I Hate Spring Break, So It’s Time To Look Forward

Spring Break simply Will.Not.End. For that matter, neither will winter. Today’s forecast calls for snow. (As we used to say when I was a kid: “It’s spring! April Fools!”)

Julianna returned to school this morning, but Alex remains at home for one more day, because the Catholic school takes Easter Monday off. Not one in our house was happy to uncover that blip on the calendar. Even Alex was looking forward to Monday. When he found out the public schools were in session, he flung his arms into folded position and himself onto the couch and yelled, “It’s NOT FAIR that Julianna gets to go back to school!”

This Spring Break, my children learned to fight. It was a horrible Holy Week. I spent the week negotiating cease-fires that held for thirty seconds, sending kids to rooms, lecturing about love…while simultaneously trying to keep up the usual work of preventing Michael from tearing the house apart stick by stick.

We were jailed by snow for a couple of days and by rain and cold the rest of the week. And then came the evening Triduum services. I got through Holy Thursday with enough grace to be able to write about it; by the time we finished leading music on Good Friday, I was numb from repeating to myself, “This surely has to be the worst of it. By next year Michael will be more independent, and Nicholas will be 5. Surely this was the worst of it. Surely it will be better next year.”

Saturday night Alex and I attended Easter Vigil–Alex’s first. My first in six years. We stayed through the baptisms and then went home. (Hey, give me a break. We had to be back at church 7:45 a.m.)

The Vigil was beautiful, although Alex spent the Exsultet whispering, “Mommy, look at the wax on my candle! Look, the flame is blue! Look at it dripping! That is SO AWESOME!” With difficulty I bit my tongue and allowed him to enjoy the experience at his own level. 😉 He watched the full-immersion adult baptisms and thought that was SO AWESOME, too.
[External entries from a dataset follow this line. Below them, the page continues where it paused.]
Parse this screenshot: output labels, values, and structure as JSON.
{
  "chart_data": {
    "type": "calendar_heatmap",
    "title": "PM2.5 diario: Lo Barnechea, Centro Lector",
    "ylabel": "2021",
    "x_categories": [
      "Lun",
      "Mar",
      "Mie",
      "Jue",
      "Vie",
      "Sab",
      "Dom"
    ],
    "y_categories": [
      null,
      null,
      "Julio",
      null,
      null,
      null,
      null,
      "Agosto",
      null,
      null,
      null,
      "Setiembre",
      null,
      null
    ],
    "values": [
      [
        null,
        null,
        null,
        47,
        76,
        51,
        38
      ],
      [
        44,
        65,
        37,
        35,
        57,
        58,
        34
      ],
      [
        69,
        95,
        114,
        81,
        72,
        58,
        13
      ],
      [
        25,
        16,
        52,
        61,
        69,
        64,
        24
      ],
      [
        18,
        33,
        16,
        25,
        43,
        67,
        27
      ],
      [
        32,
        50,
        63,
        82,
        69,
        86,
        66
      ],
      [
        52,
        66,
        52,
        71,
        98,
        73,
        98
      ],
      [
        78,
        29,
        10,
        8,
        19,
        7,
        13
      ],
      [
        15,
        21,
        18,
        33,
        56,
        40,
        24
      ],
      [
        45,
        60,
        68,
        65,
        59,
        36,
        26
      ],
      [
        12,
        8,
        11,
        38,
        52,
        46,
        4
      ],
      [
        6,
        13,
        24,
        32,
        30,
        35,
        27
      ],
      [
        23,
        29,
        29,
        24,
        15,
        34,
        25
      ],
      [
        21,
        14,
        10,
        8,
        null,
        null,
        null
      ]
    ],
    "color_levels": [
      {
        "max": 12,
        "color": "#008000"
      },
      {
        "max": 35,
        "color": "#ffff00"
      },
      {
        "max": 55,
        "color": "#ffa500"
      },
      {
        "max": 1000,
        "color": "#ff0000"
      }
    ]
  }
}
Easter weekend we celebrated with far too many high-calorie foods:

Easter 009Sausage Pie (8416 in a 9×13)

Easter 029and this parfait concoction made of leftover-cake, pudding, ice cream sauces and mini candy bars. I have no idea what the calorie count on this is. I’m ballparking it at 5-600.

822230 This Little Light CoverNow it’s time to look ahead. For the next several weeks, Tuesdays and Wednesdays will be a blog tour for my new book, This Little Light of Mine: Living the Beatitudes. Every Tuesday I’ll be hosting guest posters, who will break open the topics addressed in each chapter of the book. Wednesdays I’ll be linking to posts by reviewers, many of whom (though not all) will be doing book giveaways.

I’m excited about this new book. Although it is marketed toward those working with children, I wrote it at least as much for adults. As time passes I become more and more convinced that the only way kids will really make the faith their own is if it is lived out in a practical, real-world way. It’s not enough to teach vague, general platitudes like “be kind” and “help others.” Faith is only going to grow if it’s part of the minutiae of everyday life: nitty-gritty, hands-in-the-dirt, roots digging into the soil of the soul and making your insides squirm as you come to recognize what all those pie-in-the-sky pious statements actually require in our relationships and choices. And no adult can make that happen for a child unless it’s happening simultaneously within the adult, too.

So This Little Light takes all those general statements, like “Blessed are those who mourn” and “Thou shalt not kill,” and turns the question around: “Yeah, so? What does that have to do with me, right here, right now? What do I have to do about it?” And it does this separately for adults and children, because let’s face it, grownups have different problems and challenges than kids do.

So that’s the next few weeks. I hope you’ll join us!